Tujuh

4.8K 571 44
                                    

Mulutnya itu entah kenapa mudah sekali mengucapkan hal aneh seperti tadi. Radit mengelus lengannya yang baru kena cubitanku, aku tak merasa bersalah telah melakukannya karena ini semua adalah salahnya sendiri. Radit datang-datang bukannya menjelaskan semuanya tapi justru minta anak lagi, siapa istri yang tidak kesal?

Belum lagi kalau ingat bagaimana perilaku Ale dan Rasen yang kadang begitu susah untuk diatur, rasanya membayangkan bertambah satu anak lagi membuatku ingin menjambak rambut Radit hingga ia berubah menjadi lebih tampan.

"Mela, aku sudah memberimu bunga, lingerie, cokelat, uang bulanan, masa permintaanku tetap tidak dikabulkan? Padahal aku cuma memintamu satu hal."

"Radit kau tidak tahu rasanya melahirkan dan mengurusi anak 24 jam, jadi diamlah dan jadi suami yang pengertian." Radit cemberut, persis seperti Rasen ketika ia tidak mendapatkan apa yang dia mau. Aku melihat kado yang baru diberikannya, seperti yang Radit bilang isinya baju-baju seksi kekurangan bahan.

Aku memberikan semuanya pada Radit, dari bunga hingga berbagai pakaian yang telah aku keluarkan dari kotaknya.

"Ini aku kembalikan semuanya padamu, kalau uang bulanan itu memang jatahku jadi aku tidak akan mengembalikannya. Kecuali kalau kau mau aku mencari suami baru—"

"Bisa ulangi sekali lagi, Mela," ucap Radit memotong perkataanku. Tatapan tajam Radit tepat tertuju ke manik mataku, rahangnya mengeras dan tubuhnya seperti telah bersiap menerkamku jika sampai aku kembali mengatakan hal tadi.

Ekspresi marah Radit tak membuatku takut, aku sudah terbiasa dengan emosi Radit yang memang selalu naik turun. Radit akan begitu mudah marah jika aku menyebutkan mengenai laki-laki lain. Pernah aku menyebutkan nama Ujang—penjual sayur langgananku dan Radit langsung marah gara-gara aku memuji penjual sayur itu, padahal aku hanya menyebutkan sifat baik Ujang yang suka memberi diskon padaku.
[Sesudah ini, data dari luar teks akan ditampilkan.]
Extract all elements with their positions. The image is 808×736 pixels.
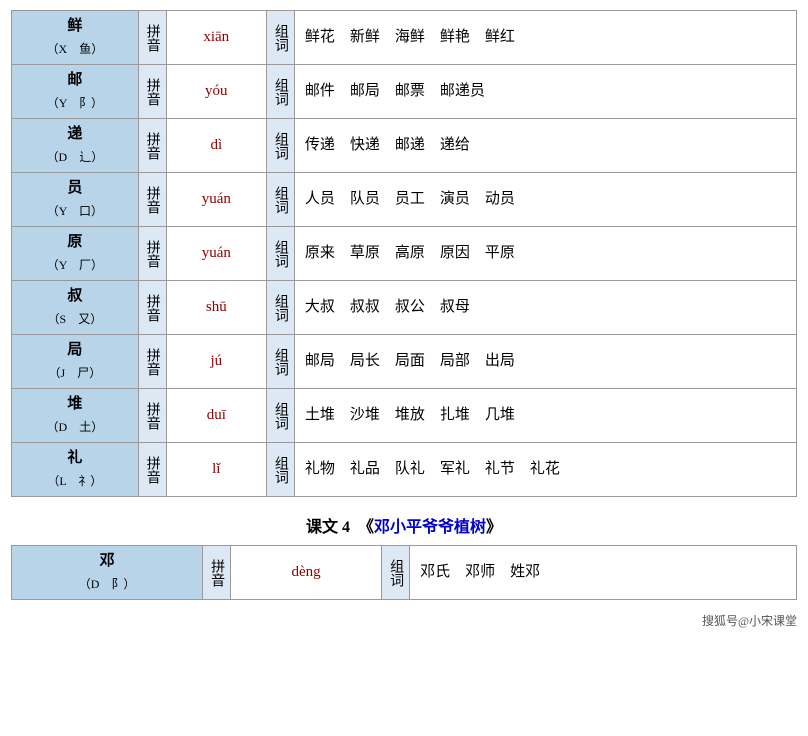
- words-cell: 大叔 叔叔 叔公 叔母: [294, 281, 796, 335]
- footer-text: 搜狐号@小宋课堂: [702, 614, 797, 628]
- table2: 邓（D 阝）拼音dèng组词邓氏 邓师 姓邓: [11, 545, 797, 600]
- group-label: 组词: [266, 65, 294, 119]
- words-cell: 鲜花 新鲜 海鲜 鲜艳 鲜红: [294, 11, 796, 65]
- words-cell: 邮件 邮局 邮票 邮递员: [294, 65, 796, 119]
- group-label: 组词: [266, 227, 294, 281]
- char-cell: 递（D 辶）: [12, 119, 139, 173]
- pinyin-label: 拼音: [138, 65, 166, 119]
- section2-prefix: 课文 4 《: [306, 519, 374, 536]
- char-cell: 原（Y 厂）: [12, 227, 139, 281]
- words-cell: 邓氏 邓师 姓邓: [410, 546, 797, 600]
- words-cell: 原来 草原 高原 原因 平原: [294, 227, 796, 281]
- words-cell: 邮局 局长 局面 局部 出局: [294, 335, 796, 389]
- pinyin-label: 拼音: [138, 173, 166, 227]
- group-label: 组词: [266, 389, 294, 443]
- pinyin-value: dì: [166, 119, 266, 173]
- group-label: 组词: [266, 443, 294, 497]
- pinyin-label: 拼音: [138, 119, 166, 173]
- pinyin-label: 拼音: [138, 335, 166, 389]
- pinyin-value: xiān: [166, 11, 266, 65]
- footer: 搜狐号@小宋课堂: [11, 612, 797, 629]
- char-cell: 堆（D 土）: [12, 389, 139, 443]
- char-cell: 邮（Y 阝）: [12, 65, 139, 119]
- group-label: 组词: [266, 335, 294, 389]
- pinyin-label: 拼音: [203, 546, 231, 600]
- section2-main: 邓小平爷爷植树: [374, 519, 486, 536]
- pinyin-label: 拼音: [138, 227, 166, 281]
- pinyin-label: 拼音: [138, 443, 166, 497]
- char-cell: 邓（D 阝）: [12, 546, 203, 600]
- pinyin-label: 拼音: [138, 11, 166, 65]
- char-cell: 局（J 尸）: [12, 335, 139, 389]
- char-cell: 员（Y 口）: [12, 173, 139, 227]
- words-cell: 人员 队员 员工 演员 动员: [294, 173, 796, 227]
- char-cell: 叔（S 又）: [12, 281, 139, 335]
- pinyin-value: yuán: [166, 173, 266, 227]
- section2-suffix: 》: [486, 519, 502, 536]
- pinyin-label: 拼音: [138, 389, 166, 443]
- section2-title: 课文 4 《邓小平爷爷植树》: [11, 513, 797, 537]
- words-cell: 传递 快递 邮递 递给: [294, 119, 796, 173]
- group-label: 组词: [382, 546, 410, 600]
- words-cell: 礼物 礼品 队礼 军礼 礼节 礼花: [294, 443, 796, 497]
- table1: 鲜（X 鱼）拼音xiān组词鲜花 新鲜 海鲜 鲜艳 鲜红邮（Y 阝）拼音yóu组…: [11, 10, 797, 497]
- pinyin-value: jú: [166, 335, 266, 389]
- pinyin-value: shū: [166, 281, 266, 335]
- pinyin-value: dèng: [231, 546, 382, 600]
- char-cell: 礼（L 礻）: [12, 443, 139, 497]
- pinyin-value: yuán: [166, 227, 266, 281]
- char-cell: 鲜（X 鱼）: [12, 11, 139, 65]
- group-label: 组词: [266, 281, 294, 335]
- group-label: 组词: [266, 11, 294, 65]
- pinyin-label: 拼音: [138, 281, 166, 335]
- group-label: 组词: [266, 173, 294, 227]
- pinyin-value: lǐ: [166, 443, 266, 497]
- group-label: 组词: [266, 119, 294, 173]
- words-cell: 土堆 沙堆 堆放 扎堆 几堆: [294, 389, 796, 443]
- page-container: 鲜（X 鱼）拼音xiān组词鲜花 新鲜 海鲜 鲜艳 鲜红邮（Y 阝）拼音yóu组…: [11, 10, 797, 629]
- pinyin-value: yóu: [166, 65, 266, 119]
- pinyin-value: duī: [166, 389, 266, 443]
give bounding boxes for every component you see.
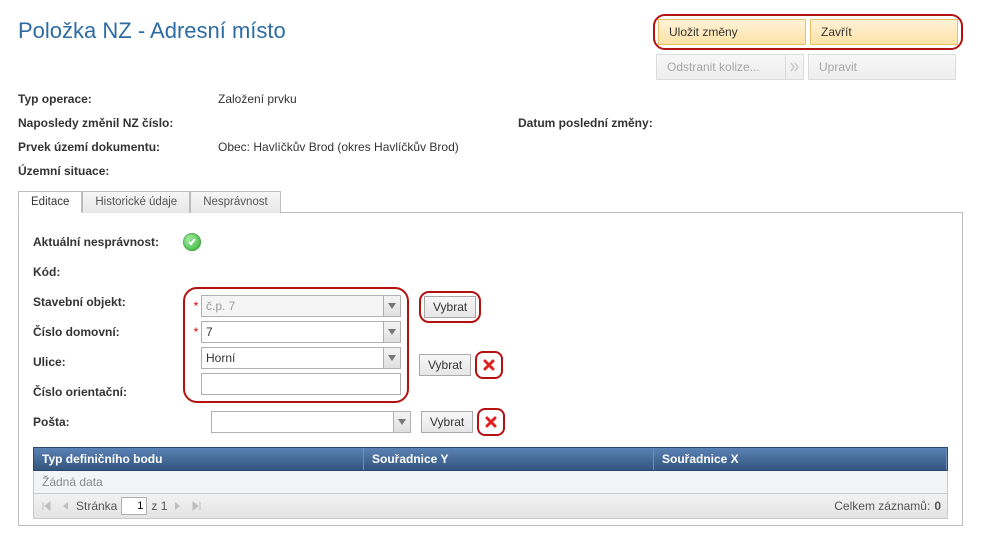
action-button-bar: Uložit změny Zavřít Odstranit kolize... …	[653, 14, 963, 80]
building-object-label: Stavební objekt:	[33, 295, 183, 309]
code-label: Kód:	[33, 265, 183, 279]
page-next-icon[interactable]	[171, 499, 185, 513]
total-value: 0	[934, 499, 941, 513]
house-number-input[interactable]	[201, 321, 383, 343]
page-last-icon[interactable]	[189, 499, 203, 513]
tab-incorrect[interactable]: Nesprávnost	[190, 191, 281, 213]
edit-panel: Aktuální nesprávnost: Kód: Stavební obje…	[18, 213, 963, 526]
spacer	[191, 377, 201, 391]
select-street-button[interactable]: Vybrat	[419, 354, 471, 376]
required-icon: *	[191, 325, 201, 339]
situation-label: Územní situace:	[18, 164, 963, 178]
select-post-button[interactable]: Vybrat	[421, 411, 473, 433]
page-first-icon[interactable]	[40, 499, 54, 513]
delete-street-icon[interactable]	[479, 355, 499, 375]
last-changed-by-label: Naposledy změnil NZ číslo:	[18, 116, 218, 130]
close-button[interactable]: Zavřít	[810, 19, 958, 45]
dropdown-trigger-icon[interactable]	[383, 321, 401, 343]
grid-empty-text: Žádná data	[33, 471, 948, 494]
grid-col-y: Souřadnice Y	[364, 448, 654, 470]
orientation-number-label: Číslo orientační:	[33, 385, 183, 399]
operation-type-label: Typ operace:	[18, 92, 218, 106]
last-changed-by-value	[218, 116, 518, 130]
page-prev-icon[interactable]	[58, 499, 72, 513]
delete-collision-button: Odstranit kolize...	[656, 54, 786, 80]
operation-type-value: Založení prvku	[218, 92, 518, 106]
required-icon: *	[191, 299, 201, 313]
select-building-object-button[interactable]: Vybrat	[424, 296, 476, 318]
post-input[interactable]	[211, 411, 393, 433]
tab-bar: Editace Historické údaje Nesprávnost	[18, 190, 963, 213]
delete-post-icon[interactable]	[481, 412, 501, 432]
grid-col-type: Typ definičního bodu	[34, 448, 364, 470]
page-number-input[interactable]	[121, 497, 147, 515]
orientation-number-input[interactable]	[201, 373, 401, 395]
spacer	[191, 351, 201, 365]
dropdown-trigger-icon[interactable]	[383, 295, 401, 317]
checkmark-icon	[183, 233, 201, 251]
dropdown-trigger-icon[interactable]	[383, 347, 401, 369]
page-label: Stránka	[76, 499, 117, 513]
tab-history[interactable]: Historické údaje	[82, 191, 190, 213]
house-number-label: Číslo domovní:	[33, 325, 183, 339]
total-label: Celkem záznamů:	[834, 499, 930, 513]
grid-col-x: Souřadnice X	[654, 448, 947, 470]
street-input[interactable]	[201, 347, 383, 369]
grid-footer: Stránka z 1 Celkem záznamů: 0	[33, 494, 948, 519]
spacer	[183, 415, 193, 429]
element-label: Prvek území dokumentu:	[18, 140, 218, 154]
grid-header: Typ definičního bodu Souřadnice Y Souřad…	[33, 447, 948, 471]
current-incorrect-label: Aktuální nesprávnost:	[33, 235, 183, 249]
edit-button: Upravit	[808, 54, 956, 80]
last-change-date-label: Datum poslední změny:	[518, 116, 658, 130]
chevron-right-icon	[786, 54, 804, 80]
dropdown-trigger-icon[interactable]	[393, 411, 411, 433]
post-label: Pošta:	[33, 415, 183, 429]
tab-edit[interactable]: Editace	[18, 191, 82, 213]
street-label: Ulice:	[33, 355, 183, 369]
last-change-date-value	[658, 116, 963, 130]
building-object-input[interactable]	[201, 295, 383, 317]
page-title: Položka NZ - Adresní místo	[18, 14, 286, 44]
info-grid: Typ operace: Založení prvku Naposledy zm…	[18, 92, 963, 178]
page-of-label: z 1	[151, 499, 167, 513]
save-button[interactable]: Uložit změny	[658, 19, 806, 45]
element-value: Obec: Havlíčkův Brod (okres Havlíčkův Br…	[218, 140, 963, 154]
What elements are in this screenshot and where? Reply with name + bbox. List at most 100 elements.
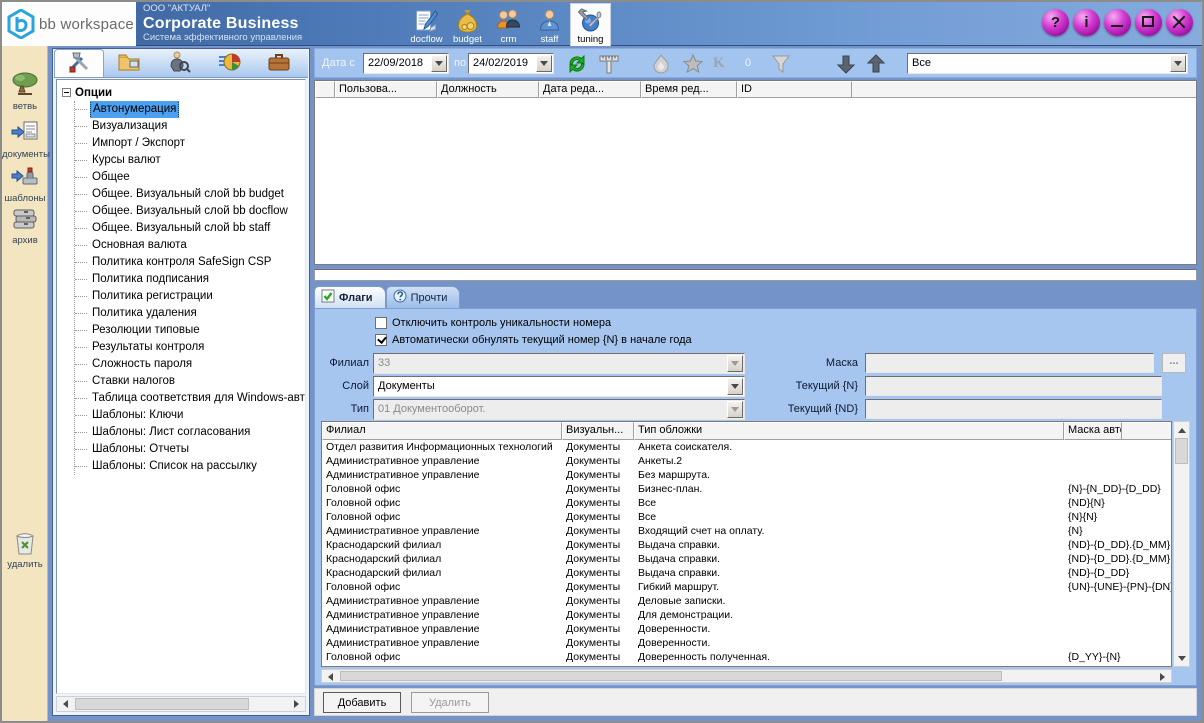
options-tab-folder[interactable] xyxy=(104,49,154,77)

"Bisa, kalau uang bulanan itu memang jatahku jadi aku tidak akan mengembalikannya. Kecuali kalau kau mau aku mencari suami baru. Tuh aku ulangi lagi," ucapku dengan santai, tak menghiraukan Radit yang nampak semakin marah saja setiap detiknya. Kejadian ini mengingatkanku pada saat Radit memintaku menjadi istrinya, dia memintaku untuk mengulangi ucapanku dan aku benar-benar mengulanginya.

"Mela, kau benar-benar menyebalkan." Setelah Radit mengucapkannya, ia tiba-tiba mengangkat tubuhku. Reflek tanganku melingkar di leher Radit, aku bukannya modus atau memang mau bermesraan dengannya, aku hanya takut terjatuh jika tidak berpegangan.

Radit tidak peduli dengan segala protes yang keluar dari mulutku, ia menapaki satu persatu undakan tangga, membawaku menuju ke kamar kita.

"Turunkan aku, aku tidak mau Radit."

"Tidak baik menolak suami, Sayang, lagipula kau pasti akan menikmatinya nanti." Aku langsung memukul Radit dengan bantal begitu ia menurunkanku di kasur. Radit menangkis semua seranganku dengan tangannya.

"Berhenti memukulku, kau harus melakukan perintah suami." Aku mendelik, tentu aku tidak terima dengan apa yang baru diucapkannya. Dia pikir istrinya boneka yang harus menuruti setiap kemauannya?!

"Dasar suami otoriter, diktator, aku juga bisa jadi istri penurut jika suamiku pengertian. Kau saja seenaknya, maka jangan menuntutku untuk jadi penurut. Aku bukan wanita yang bisa kau atur seenaknya, jika kau mau wanita seperti itu, maka cari saja wanita lain."

"Jadi aku dapat ijin untuk menikah lagi?"

Aku melempar selimut ke arahnya, dari semua yang aku katakan, entah kenapa yang menyangkut di kepalanya justru hal tidak berguna seperti itu. Aku seperti orang kesurupan memaki suamiku sendiri, tapi aku sudah marah dengan apa yang baru ditanyakan Radit. Cinta apanya jika dia masih memikirkan kemungkinan untuk menikah lagi.